Volume Based Indicator Analysis Part 4

This will be my final post on volume-based stock market indicators, at least for a little while.

If you recall, in my previous post I formed a weighted average of the previous 15 days of (daily volume), and used that to predict relative price performance over the next week.  The results were encouraging, but not great.  In this post I’m going look at some variations on the original.  I’ll put the original graph of results here for easy reference:

The first variation is to use an equal weighting of the most recent 6 days, rather than a decreasing weighting of the previous 15 days.

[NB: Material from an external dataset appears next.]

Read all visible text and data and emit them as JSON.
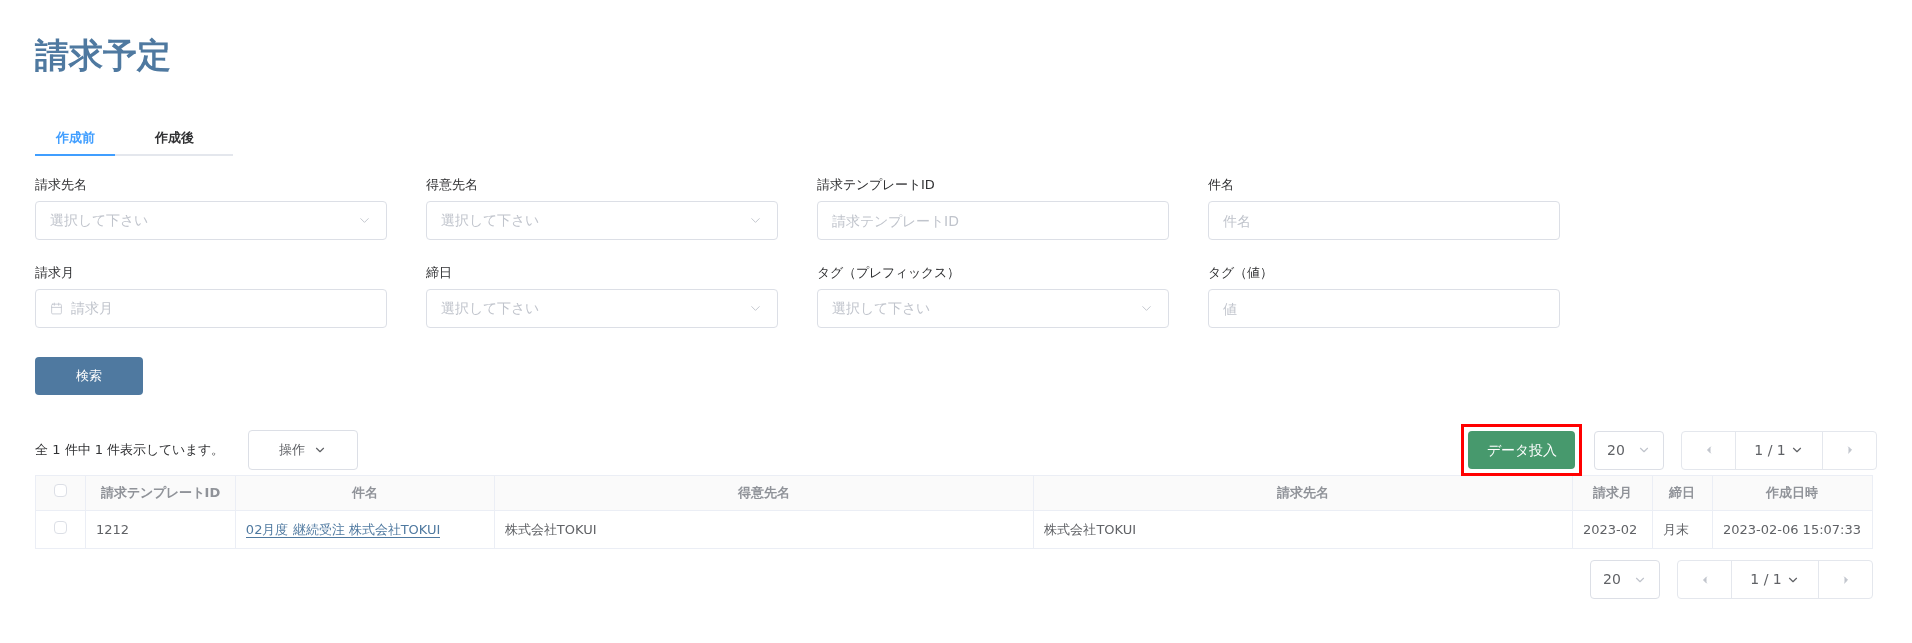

This really isn’t much different.  There’s a little more weight on positions 1 and 2 than previously, but position 0 had fewer occurrences.  It’s interesting that a drastic change like going from decreasing weight with age to constant weight has so little effect on results.

Next, we’ll go back to scaled weights, but put the maximum weight on the day prior to the most recent, rather than the most recent day.

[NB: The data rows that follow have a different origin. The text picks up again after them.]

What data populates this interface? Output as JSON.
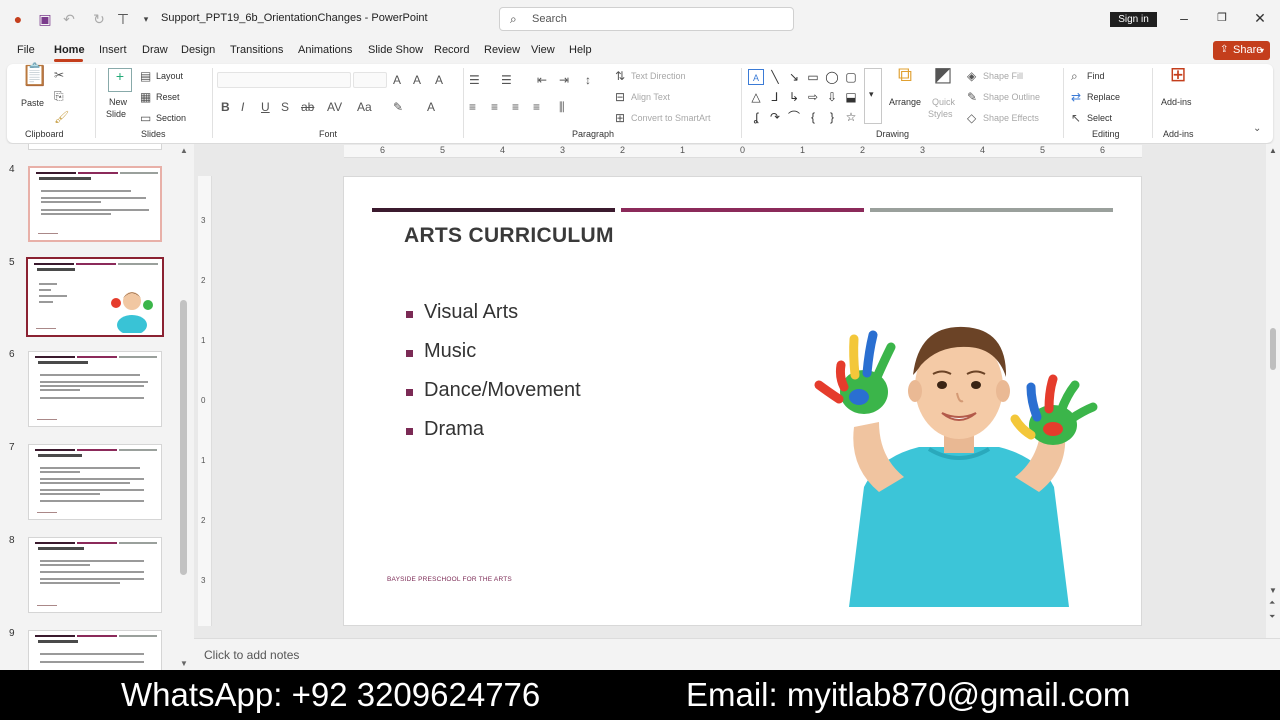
{
  "titlebar": {
    "doc_title": "Support_PPT19_6b_OrientationChanges  -  PowerPoint",
    "search_placeholder": "Search",
    "signin_label": "Sign in"
  },
  "menu": {
    "tabs": [
      "File",
      "Home",
      "Insert",
      "Draw",
      "Design",
      "Transitions",
      "Animations",
      "Slide Show",
      "Record",
      "Review",
      "View",
      "Help"
    ],
    "active": "Home",
    "share_label": "Share"
  },
  "ribbon": {
    "clipboard": {
      "group": "Clipboard",
      "paste": "Paste"
    },
    "slides": {
      "group": "Slides",
      "new_slide": "New",
      "new_slide2": "Slide",
      "layout": "Layout",
      "reset": "Reset",
      "section": "Section"
    },
    "font": {
      "group": "Font"
    },
    "paragraph": {
      "group": "Paragraph",
      "text_direction": "Text Direction",
      "align_text": "Align Text",
      "convert_smartart": "Convert to SmartArt"
    },
    "drawing": {
      "group": "Drawing",
      "arrange": "Arrange",
      "quick_styles": "Quick",
      "quick_styles2": "Styles",
      "shape_fill": "Shape Fill",
      "shape_outline": "Shape Outline",
      "shape_effects": "Shape Effects"
    },
    "editing": {
      "group": "Editing",
      "find": "Find",
      "replace": "Replace",
      "select": "Select"
    },
    "addins": {
      "group": "Add-ins",
      "label": "Add-ins"
    }
  },
  "thumbnails": {
    "numbers": [
      "4",
      "5",
      "6",
      "7",
      "8",
      "9"
    ],
    "selected": "5"
  },
  "ruler": {
    "h": [
      "6",
      "5",
      "4",
      "3",
      "2",
      "1",
      "0",
      "1",
      "2",
      "3",
      "4",
      "5",
      "6"
    ],
    "v": [
      "3",
      "2",
      "1",
      "0",
      "1",
      "2",
      "3"
    ]
  },
  "slide": {
    "title": "ARTS CURRICULUM",
    "bullets": [
      "Visual Arts",
      "Music",
      "Dance/Movement",
      "Drama"
    ],
    "footer": "BAYSIDE PRESCHOOL FOR THE ARTS",
    "bar_colors": [
      "#3b1a2e",
      "#8b2a5a",
      "#9aa09c"
    ],
    "bullet_color": "#7b2a55"
  },
  "notes": {
    "placeholder": "Click to add notes"
  },
  "banner": {
    "whatsapp": "WhatsApp: +92 3209624776",
    "email": "Email: myitlab870@gmail.com"
  }
}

What stands out in this graph isn’t so much the performance of ranks 0-2, but rather the performance of ranks 26-27.  They’ve been suppressed, leaving rank 28 with many occurrences all by itself.  Still, there isn’t much here to say this would make a good indicator.

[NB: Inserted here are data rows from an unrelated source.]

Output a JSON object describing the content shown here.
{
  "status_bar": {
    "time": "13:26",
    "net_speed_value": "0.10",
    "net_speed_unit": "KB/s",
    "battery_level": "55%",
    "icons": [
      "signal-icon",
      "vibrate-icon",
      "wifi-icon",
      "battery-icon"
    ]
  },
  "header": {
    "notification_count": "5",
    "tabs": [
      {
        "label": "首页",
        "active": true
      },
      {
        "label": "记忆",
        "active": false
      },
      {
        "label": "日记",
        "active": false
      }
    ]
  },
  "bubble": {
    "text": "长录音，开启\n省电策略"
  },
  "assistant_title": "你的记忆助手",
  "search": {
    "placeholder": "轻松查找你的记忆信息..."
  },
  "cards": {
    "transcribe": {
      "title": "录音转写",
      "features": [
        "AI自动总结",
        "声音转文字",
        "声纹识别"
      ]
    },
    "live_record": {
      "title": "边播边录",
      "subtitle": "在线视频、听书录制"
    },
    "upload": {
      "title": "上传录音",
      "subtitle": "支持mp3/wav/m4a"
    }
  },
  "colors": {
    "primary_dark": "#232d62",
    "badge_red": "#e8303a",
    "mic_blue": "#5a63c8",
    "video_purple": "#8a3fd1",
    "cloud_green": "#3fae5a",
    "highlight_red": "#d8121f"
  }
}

The next graph is a difference between the 3 day average and the 10 day average.  I.e., each is a constant-weight average of the most recent N days, and we subtract them.

Now, that is an improvement!  Rank 0 occurrences improved from the 350-375 range to over 450.  Rank 28 occurrences improved from about 325 to over 400.

Those are pretty strong signals.  It seems that volume suddenly increasing or decreasing over a couple of  days is correlated with stock price moving up over the next week.

The correlation is probably strong enough that you could trade on it, but it’s also possible to use this as one metric of a more involved indicator, which is one of the things I’m working on.